A tuple containing: - model (torch.nn.Module): The loaded SPURS model - cfg (OmegaConf): The model configuration

Return type

tuple

Example

>>> model, cfg = get_SPURS("path/to/checkpoint")
spurs.inference.get_SPURS_from_hub(repo_id: str = 'cyclization9/SPURS', device: str = 'cpu')[source]

Load a pre-trained SPURS model directly from the Hugging Face model hub.

This function downloads and loads a pre-trained SPURS model and its configuration from the Hugging Face model hub. This is the recommended way to get started with SPURS.

Parameters
  • repo_id (str, optional) – Hugging Face model repository ID. Defaults to “cyclization9/SPURS”.

  • device (str, optional) – Device to load the model on.
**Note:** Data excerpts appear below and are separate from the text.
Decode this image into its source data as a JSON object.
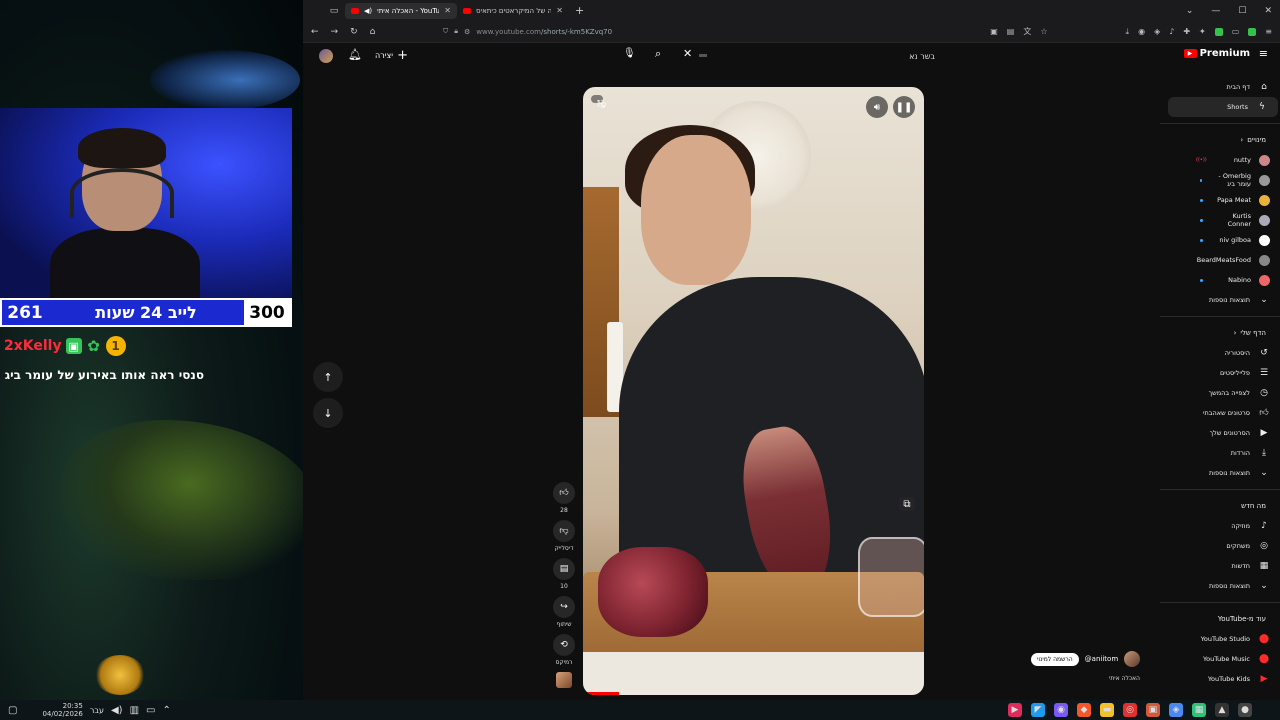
{
  "stream": {
    "counter_left": "261",
    "counter_title": "לייב 24 שעות",
    "counter_right": "300",
    "chat_username": "2xKelly",
    "chat_badge_coin": "1",
    "chat_message": "סנסי ראה אותו באירוע של עומר ביג"
  },
  "taskbar": {
    "time": "20:35",
    "date": "04/02/2026",
    "lang": "עבר"
  },
  "browser": {
    "tabs": [
      {
        "label": "האכלה איתי - YouTube",
        "active": true
      },
      {
        "label": "הבעיה של המיקראטים כיתאיס",
        "active": false
      }
    ],
    "url_host": "www.youtube.com",
    "url_path": "/shorts/-km5KZvq70"
  },
  "youtube": {
    "create_label": "יצירה",
    "search_value": "בשר נא",
    "logo_label": "Premium",
    "sidebar": {
      "home": "דף הבית",
      "shorts": "Shorts",
      "subs_title": "מינויים",
      "subscriptions": [
        {
          "name": "nutty",
          "live": true,
          "color": "#c88"
        },
        {
          "name": "Omerbig - עומר ביג",
          "live": false,
          "color": "#999"
        },
        {
          "name": "Papa Meat",
          "live": false,
          "color": "#e9b23a"
        },
        {
          "name": "Kurtis Conner",
          "live": false,
          "color": "#aab"
        },
        {
          "name": "niv gilboa",
          "live": false,
          "color": "#fff"
        },
        {
          "name": "BeardMeatsFood",
          "live": false,
          "color": "#888"
        },
        {
          "name": "Nabino",
          "live": false,
          "color": "#e66"
        }
      ],
      "show_more": "תוצאות נוספות",
      "you_title": "הדף שלי",
      "you_items": [
        "היסטוריה",
        "פלייליסטים",
        "לצפייה בהמשך",
        "סרטונים שאהבתי",
        "הסרטונים שלך",
        "הורדות"
      ],
      "whats_new_title": "מה חדש",
      "whats_new": [
        "מוזיקה",
        "משחקים",
        "חדשות"
      ],
      "more_from": "עוד מ-YouTube",
      "yt_apps": [
        "YouTube Studio",
        "YouTube Music",
        "YouTube Kids"
      ]
    },
    "actions": {
      "likes": "28",
      "dislike": "דיסלייק",
      "comments": "10",
      "share": "שיתוף",
      "remix": "רמיקס"
    },
    "channel": {
      "handle": "@aniitom",
      "subscribe": "הרשמה למינוי",
      "caption": "האכלה איתי"
    }
  }
}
Defaults to ‘cuda’ if available, else ‘cpu’.

Returns

A tuple containing:
  • model (torch.nn.Module): The loaded SPURS model

  • cfg (OmegaConf): The model configuration

Return type

tuple

Example

>>> model, cfg = get_SPURS_from_hub()
spurs.inference.get_SPURS_multi_from_hub(repo_id: str = 'cyclization9/SPURS', device: str = 'cpu')[source]
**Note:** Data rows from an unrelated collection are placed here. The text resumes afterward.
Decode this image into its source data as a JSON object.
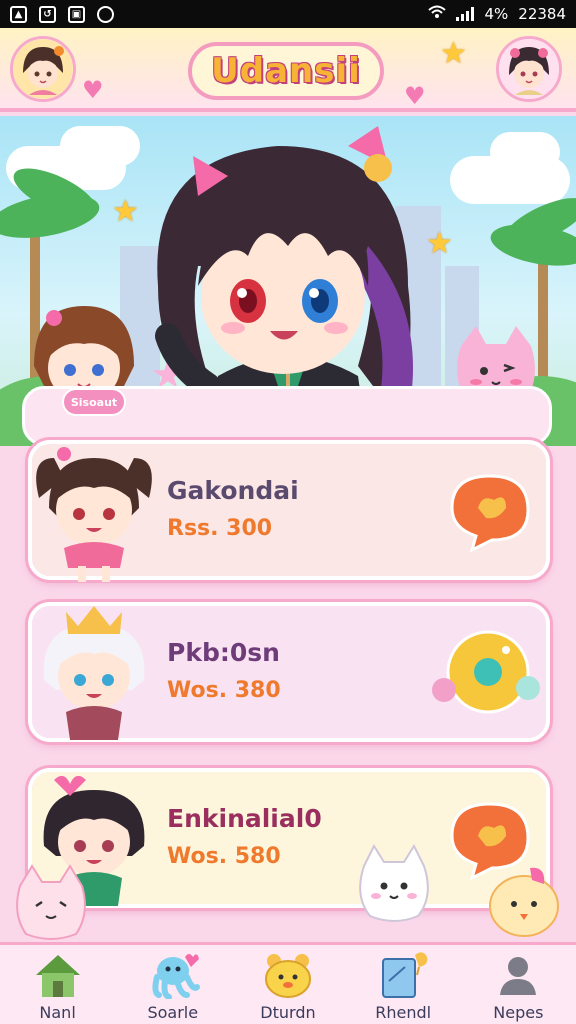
{
  "status_bar": {
    "battery_text": "4%",
    "time": "22384"
  },
  "header": {
    "title": "Udansii",
    "left_avatar": "girl-avatar-icon",
    "right_avatar": "girl-avatar-icon"
  },
  "hero": {
    "badge_text": "Sisoaut"
  },
  "cards": [
    {
      "name": "Gakondai",
      "price": "Rss. 300",
      "name_color": "#5a4a6e",
      "bg": "#fbe7e6",
      "action_icon": "chat-bubble-icon"
    },
    {
      "name": "Pkb:0sn",
      "price": "Wos. 380",
      "name_color": "#6f3c7a",
      "bg": "#f9e3f3",
      "action_icon": "game-controller-icon"
    },
    {
      "name": "Enkinalial0",
      "price": "Wos. 580",
      "name_color": "#9a2f5f",
      "bg": "#fdf6dc",
      "action_icon": "chat-bubble-icon"
    }
  ],
  "nav": [
    {
      "label": "Nanl",
      "icon": "home-icon"
    },
    {
      "label": "Soarle",
      "icon": "octopus-icon"
    },
    {
      "label": "Dturdn",
      "icon": "bear-icon"
    },
    {
      "label": "Rhendl",
      "icon": "book-icon"
    },
    {
      "label": "Nepes",
      "icon": "profile-icon"
    }
  ],
  "colors": {
    "accent_pink": "#f7a9cc",
    "title_yellow": "#f6b335",
    "price_orange": "#ef7a2e"
  }
}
Load a pre-trained SPURS multi-mutation model from the Hugging Face model hub.

This function downloads and loads a pre-trained SPURS model specialized for predicting the effects of multiple mutations simultaneously.

Parameters
  • repo_id (str, optional) – Hugging Face model repository ID. Defaults to “cyclization9/SPURS”.

  • device (str, optional) – Device to load the model on. Defaults to ‘cuda’ if available, else ‘cpu’.

Returns

A tuple containing:
  • model (torch.nn.Module): The loaded SPURS multi-mutation model

  • cfg (OmegaConf): The model configuration

Return type

tuple

Example

>>> model, cfg = get_SPURS_multi_from_hub()
spurs.inference.parse_pdb(pdb_path: str, pdb_name: str, chain: str, cfg, device: str = 'cpu')[source]

Parse a PDB file and prepare it for SPURS model input.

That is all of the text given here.